On 11/5/25 20:48, Lorenzo Stoakes wrote:
On Thu, Oct 30, 2025 at 07:47:34PM +0100, Vlastimil Babka wrote:
On 10/30/25 19:31, Vlastimil Babka wrote:
On 10/30/25 17:43, Lorenzo Stoakes wrote:
Could we use MADVISE_VMA_READ_LOCK mode (would be actually an improvement over the current MADVISE_MMAP_READ_LOCK), together with the atomic flag setting? I think the places that could race with us to cause RMW use vma write lock so that would be excluded. Fork AFAICS unfortunately doesn't (for the oldmm) and it probably would't make sense to start doing it. Maybe we could think of something to deal with this special case...
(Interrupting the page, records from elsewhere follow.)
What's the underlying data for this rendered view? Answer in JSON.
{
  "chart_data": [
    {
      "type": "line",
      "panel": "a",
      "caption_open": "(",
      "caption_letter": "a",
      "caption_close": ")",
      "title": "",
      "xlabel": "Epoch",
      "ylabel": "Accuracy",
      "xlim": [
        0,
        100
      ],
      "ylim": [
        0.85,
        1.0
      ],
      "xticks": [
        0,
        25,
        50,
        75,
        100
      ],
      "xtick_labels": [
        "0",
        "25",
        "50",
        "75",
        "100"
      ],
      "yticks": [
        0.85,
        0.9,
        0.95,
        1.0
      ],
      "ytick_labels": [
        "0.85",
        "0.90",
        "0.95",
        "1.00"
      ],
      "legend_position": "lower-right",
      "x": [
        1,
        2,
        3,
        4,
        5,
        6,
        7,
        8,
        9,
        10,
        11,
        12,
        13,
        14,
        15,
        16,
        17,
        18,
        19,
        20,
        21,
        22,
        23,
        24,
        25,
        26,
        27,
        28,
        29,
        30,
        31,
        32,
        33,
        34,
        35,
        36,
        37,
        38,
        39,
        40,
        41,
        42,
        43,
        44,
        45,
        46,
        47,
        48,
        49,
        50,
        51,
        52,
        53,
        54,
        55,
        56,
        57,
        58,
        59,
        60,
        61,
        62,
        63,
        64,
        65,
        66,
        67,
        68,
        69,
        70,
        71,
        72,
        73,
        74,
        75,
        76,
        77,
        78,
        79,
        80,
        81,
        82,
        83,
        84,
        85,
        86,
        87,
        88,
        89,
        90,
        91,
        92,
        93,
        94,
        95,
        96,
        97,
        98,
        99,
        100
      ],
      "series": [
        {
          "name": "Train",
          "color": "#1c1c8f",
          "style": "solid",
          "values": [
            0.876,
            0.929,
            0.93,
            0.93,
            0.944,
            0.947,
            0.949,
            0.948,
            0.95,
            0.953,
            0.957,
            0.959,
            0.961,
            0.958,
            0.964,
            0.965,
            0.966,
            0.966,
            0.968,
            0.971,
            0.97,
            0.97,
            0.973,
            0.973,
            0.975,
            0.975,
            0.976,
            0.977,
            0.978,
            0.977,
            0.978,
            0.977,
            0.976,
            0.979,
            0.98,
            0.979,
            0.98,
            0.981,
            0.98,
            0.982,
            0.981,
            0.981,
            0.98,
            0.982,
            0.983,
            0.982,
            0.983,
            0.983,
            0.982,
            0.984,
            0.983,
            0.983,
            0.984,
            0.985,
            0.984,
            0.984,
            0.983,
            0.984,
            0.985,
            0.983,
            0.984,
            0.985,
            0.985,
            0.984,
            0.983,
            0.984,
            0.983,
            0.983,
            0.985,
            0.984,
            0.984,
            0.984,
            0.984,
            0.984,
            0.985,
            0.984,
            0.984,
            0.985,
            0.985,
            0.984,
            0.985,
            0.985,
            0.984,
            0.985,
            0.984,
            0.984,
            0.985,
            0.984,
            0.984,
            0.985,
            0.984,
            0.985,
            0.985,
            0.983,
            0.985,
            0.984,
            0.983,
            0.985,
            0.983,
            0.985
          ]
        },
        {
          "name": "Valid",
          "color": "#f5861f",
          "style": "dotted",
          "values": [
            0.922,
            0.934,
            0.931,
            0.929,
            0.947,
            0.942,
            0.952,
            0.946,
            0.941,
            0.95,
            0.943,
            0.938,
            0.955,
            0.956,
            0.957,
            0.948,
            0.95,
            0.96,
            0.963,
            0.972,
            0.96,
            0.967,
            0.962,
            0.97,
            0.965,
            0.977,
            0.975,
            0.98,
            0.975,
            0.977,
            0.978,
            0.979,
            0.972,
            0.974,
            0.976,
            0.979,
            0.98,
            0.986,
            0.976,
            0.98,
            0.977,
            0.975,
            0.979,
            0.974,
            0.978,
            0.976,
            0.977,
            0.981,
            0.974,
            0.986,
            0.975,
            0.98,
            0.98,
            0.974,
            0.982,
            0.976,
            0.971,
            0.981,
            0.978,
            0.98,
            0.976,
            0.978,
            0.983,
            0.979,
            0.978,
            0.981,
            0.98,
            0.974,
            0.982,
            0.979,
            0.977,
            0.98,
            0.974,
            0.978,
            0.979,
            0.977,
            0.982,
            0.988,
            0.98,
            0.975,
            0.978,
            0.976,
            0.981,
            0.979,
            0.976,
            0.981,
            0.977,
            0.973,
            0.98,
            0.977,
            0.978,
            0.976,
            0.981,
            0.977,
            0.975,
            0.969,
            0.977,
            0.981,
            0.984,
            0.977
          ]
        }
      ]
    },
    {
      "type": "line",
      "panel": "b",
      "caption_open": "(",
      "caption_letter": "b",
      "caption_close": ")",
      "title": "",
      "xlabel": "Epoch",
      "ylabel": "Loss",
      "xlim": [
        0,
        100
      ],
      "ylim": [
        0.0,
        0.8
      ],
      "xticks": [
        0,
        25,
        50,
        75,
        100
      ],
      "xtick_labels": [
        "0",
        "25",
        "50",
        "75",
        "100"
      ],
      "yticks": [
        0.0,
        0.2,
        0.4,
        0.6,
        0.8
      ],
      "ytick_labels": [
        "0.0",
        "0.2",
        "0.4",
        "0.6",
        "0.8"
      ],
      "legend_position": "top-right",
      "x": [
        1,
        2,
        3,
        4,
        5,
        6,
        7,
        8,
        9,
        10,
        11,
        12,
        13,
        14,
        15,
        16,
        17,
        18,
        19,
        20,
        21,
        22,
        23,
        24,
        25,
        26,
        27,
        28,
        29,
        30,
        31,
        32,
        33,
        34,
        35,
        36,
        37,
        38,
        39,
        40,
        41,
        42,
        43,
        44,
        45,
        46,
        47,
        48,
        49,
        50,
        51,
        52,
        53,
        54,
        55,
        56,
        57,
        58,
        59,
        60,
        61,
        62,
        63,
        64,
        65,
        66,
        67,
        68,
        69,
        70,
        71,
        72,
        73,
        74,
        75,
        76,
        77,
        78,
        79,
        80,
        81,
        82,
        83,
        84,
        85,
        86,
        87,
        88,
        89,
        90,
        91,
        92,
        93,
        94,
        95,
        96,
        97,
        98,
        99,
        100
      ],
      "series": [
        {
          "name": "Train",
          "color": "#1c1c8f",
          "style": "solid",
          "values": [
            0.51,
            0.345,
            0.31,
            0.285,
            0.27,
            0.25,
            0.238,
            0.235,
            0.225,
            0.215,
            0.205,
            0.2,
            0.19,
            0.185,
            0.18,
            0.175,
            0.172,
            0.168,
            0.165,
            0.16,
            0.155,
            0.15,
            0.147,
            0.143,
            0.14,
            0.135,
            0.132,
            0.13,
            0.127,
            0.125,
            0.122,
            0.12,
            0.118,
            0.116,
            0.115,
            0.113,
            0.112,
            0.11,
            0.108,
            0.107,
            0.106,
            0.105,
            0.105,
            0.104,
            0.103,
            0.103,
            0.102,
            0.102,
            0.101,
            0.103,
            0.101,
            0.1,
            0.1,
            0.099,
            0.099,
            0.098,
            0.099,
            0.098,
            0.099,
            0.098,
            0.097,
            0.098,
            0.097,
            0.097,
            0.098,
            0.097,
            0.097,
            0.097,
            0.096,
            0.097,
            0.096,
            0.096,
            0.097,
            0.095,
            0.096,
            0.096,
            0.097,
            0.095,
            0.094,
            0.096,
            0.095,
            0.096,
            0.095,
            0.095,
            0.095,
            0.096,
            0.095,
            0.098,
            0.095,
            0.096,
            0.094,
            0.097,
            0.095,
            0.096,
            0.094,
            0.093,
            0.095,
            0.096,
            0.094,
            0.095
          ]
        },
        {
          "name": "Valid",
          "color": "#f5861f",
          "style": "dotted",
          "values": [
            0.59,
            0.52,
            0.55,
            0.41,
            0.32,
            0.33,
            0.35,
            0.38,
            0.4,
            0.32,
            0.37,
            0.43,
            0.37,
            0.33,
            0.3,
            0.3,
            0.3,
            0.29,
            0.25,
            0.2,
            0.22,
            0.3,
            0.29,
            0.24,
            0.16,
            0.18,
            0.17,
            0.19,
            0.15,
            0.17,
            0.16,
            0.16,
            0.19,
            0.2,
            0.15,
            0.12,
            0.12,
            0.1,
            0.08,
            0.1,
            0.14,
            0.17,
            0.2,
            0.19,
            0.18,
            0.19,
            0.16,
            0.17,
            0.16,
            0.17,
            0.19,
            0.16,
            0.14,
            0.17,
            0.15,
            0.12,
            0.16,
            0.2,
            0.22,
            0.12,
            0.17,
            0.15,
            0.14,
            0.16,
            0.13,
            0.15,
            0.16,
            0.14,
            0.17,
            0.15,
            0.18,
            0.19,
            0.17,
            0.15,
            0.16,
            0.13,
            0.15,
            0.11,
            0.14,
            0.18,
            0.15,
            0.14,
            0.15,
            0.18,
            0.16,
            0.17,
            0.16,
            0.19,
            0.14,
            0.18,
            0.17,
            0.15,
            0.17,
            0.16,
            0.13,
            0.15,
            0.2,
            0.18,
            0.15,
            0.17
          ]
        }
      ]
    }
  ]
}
During discussion with Pedro off-list I realized fork takes mmap lock for write on the old mm, so if we kept taking mmap sem for read, then vma lock for read in addition (which should be cheap enough, also we'd only need it in case VM_MAYBE_GUARD is not yet set), and set the flag atomicaly, perhaps that would cover all non-bening races?
So thinking about this again, taking mmap read lock will exclude any VMA write locks (which must hold mmap write lock), so no need to additionally take VMA read lock.
Right. Of course it would be nice if we could later also replace the mmap read lock with vma read lock. Hopefully should be feasible because MADV_DONTNEED can do it and guard ranges perform similar kind of operations (with more complex page table handling necessary, IIRC but that should hopefully be still fine with vma read lock).
It's obviously not in scope of the series here, maybe just to keep in mind if that next step will be compatible with anything done here.
Also as mentioned later in thread, the invocation of vma_needs_copy() is performed under VMA write lock (and this mmap write lock) so no need to read atomically there either.
As per Pedro, we can treat other races as benign.
Merge/Split etc. are done under VMA write lock so there's no race that matters there.
The only other place we even care about this flag in is for /proc/$pid/smaps, but there it'd be benign as you'd happen not to observe the flag being set up at the point at which a concurrent guard region install is happening - something that you could race with _anyway_.
Right.
As Pedro says, remaining cases where you read flags would be benign, as the readers should never observe a meaningful torn read being a bitmap and given this flag only matters on fork and smaps.
So I think just having something that sets atomically with an allow list is fine, but making that very strict so literally just this flag is allowed (currently).
Ack.